Montag, 08.12.2003, 16 Uhr c.t., Hörsaal 9
Überblick
Das Thema des Vortrags ist die Modalitätsspezifität der sprachdominanten Hemisphäre. Seit der Erforschung neurofunktioneller Repräsentationen von Sprache ist die Frage nach der Modalitätsspezifität der Hemisphärendominanz sprachlicher Funktionen ein zentrales Thema der neurowissenschaftlichen Kognitionsforschung. Mit Hilfe eines neueren Forschungsansatzes, der Gebärdensprachforschung, kann nun dieses Wissen erweitert werden, da Laut- und Gebärdensprachen unterschiedliche In- und Output-Modalitäten nutzen. Durch die Untersuchung von Unterschieden und Gemeinsamkeiten in den cerebralen Reprdsentationen der Gebärdensprache einerseits und der Laut- bzw.

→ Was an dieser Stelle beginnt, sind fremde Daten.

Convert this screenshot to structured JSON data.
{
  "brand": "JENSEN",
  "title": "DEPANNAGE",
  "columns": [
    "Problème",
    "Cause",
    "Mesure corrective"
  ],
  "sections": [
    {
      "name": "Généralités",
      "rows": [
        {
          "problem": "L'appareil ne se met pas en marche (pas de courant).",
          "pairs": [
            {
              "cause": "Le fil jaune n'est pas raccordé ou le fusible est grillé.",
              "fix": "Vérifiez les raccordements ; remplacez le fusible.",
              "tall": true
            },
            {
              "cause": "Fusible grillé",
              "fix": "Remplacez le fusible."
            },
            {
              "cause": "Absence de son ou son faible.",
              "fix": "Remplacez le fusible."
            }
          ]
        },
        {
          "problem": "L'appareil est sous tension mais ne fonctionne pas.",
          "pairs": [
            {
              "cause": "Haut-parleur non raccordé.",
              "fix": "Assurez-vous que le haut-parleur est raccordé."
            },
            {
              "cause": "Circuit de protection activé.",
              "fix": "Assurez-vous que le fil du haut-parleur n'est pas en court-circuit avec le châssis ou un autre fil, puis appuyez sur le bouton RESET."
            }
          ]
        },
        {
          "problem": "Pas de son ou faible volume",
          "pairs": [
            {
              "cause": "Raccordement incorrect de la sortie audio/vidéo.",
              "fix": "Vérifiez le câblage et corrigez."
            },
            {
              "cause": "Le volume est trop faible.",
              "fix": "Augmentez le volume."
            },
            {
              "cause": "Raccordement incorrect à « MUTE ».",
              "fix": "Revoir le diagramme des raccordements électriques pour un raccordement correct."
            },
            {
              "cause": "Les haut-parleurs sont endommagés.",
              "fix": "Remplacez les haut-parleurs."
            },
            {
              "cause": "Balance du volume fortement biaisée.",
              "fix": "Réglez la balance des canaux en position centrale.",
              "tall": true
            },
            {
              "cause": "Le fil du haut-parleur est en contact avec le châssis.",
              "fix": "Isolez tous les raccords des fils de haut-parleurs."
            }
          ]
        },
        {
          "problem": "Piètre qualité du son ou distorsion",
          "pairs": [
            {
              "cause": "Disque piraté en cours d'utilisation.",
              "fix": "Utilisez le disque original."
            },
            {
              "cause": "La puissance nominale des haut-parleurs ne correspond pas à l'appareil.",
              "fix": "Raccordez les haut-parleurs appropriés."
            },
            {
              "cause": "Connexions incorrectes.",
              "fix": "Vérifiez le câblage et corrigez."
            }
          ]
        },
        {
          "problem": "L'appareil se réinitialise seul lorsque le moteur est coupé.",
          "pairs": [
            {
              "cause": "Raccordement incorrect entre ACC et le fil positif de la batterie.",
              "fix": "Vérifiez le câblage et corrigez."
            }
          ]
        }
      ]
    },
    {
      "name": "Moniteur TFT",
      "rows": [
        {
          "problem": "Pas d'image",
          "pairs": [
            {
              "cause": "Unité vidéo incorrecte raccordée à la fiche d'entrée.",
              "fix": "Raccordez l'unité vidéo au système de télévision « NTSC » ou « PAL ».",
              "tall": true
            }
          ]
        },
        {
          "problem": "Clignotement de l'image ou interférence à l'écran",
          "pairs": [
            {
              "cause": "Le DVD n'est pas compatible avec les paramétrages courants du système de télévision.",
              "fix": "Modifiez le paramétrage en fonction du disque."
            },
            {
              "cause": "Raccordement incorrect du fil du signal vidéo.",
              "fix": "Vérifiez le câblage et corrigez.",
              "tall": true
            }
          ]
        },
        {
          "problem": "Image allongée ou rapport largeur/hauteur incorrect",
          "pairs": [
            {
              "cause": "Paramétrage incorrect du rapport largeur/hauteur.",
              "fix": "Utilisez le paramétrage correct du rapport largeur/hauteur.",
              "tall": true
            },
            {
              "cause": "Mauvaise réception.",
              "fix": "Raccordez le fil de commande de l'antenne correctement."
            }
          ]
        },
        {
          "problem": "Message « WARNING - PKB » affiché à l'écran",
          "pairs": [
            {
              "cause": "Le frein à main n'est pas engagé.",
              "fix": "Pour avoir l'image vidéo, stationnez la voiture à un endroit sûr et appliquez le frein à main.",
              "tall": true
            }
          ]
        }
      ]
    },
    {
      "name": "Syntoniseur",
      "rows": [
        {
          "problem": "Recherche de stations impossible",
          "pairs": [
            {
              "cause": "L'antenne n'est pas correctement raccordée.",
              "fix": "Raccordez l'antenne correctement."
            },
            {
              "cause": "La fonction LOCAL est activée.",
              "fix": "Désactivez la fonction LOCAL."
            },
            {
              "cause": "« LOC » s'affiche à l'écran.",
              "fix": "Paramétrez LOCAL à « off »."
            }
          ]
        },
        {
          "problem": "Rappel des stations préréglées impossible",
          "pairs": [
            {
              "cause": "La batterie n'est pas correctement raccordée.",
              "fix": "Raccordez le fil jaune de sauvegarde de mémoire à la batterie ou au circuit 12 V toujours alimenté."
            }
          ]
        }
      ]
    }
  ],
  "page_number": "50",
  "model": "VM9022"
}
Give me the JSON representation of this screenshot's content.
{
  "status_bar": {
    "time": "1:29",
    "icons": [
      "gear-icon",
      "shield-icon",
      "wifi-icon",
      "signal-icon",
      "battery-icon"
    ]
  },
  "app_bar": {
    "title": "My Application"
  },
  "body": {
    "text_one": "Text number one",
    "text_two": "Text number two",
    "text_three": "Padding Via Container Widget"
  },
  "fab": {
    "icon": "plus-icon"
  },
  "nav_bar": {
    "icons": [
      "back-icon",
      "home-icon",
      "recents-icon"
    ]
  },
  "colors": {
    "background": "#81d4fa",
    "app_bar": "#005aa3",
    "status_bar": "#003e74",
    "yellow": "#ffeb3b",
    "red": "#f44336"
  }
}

Schriftsprache andererseits kann eruiert werden, inwieweit sprachliche Funktionen modalitätsspezifisch oder supramodal organisiert sind. Ziel des Vortrags ist es, einen Überblick über den aktuellen Forschungsstand und die diskutierten Hypothesen zu geben. Des weiteren wird eine vor diesem Hintergrund geplante Studie zur cerebralen Repräsentation bildhafter Gebärdenzeichen bei gehörlosen Probanden mit primärer Kompetenz in Deutscher Gebärdensprache und bei hörenden Probanden ohne Kompetenz in DGS vorgestellt werden, die zur Zeit am Universitätsklinikum Aachen durchgeführt wird. Das Ziel der Studie ist es, zu überprüfen, ob transparente Gebärdenlexeme in denselben linksseitig gelegenen perisylvischen Netzwerken verarbeitet werden wie nicht-transparente Gebärden- und Schriftlexeme.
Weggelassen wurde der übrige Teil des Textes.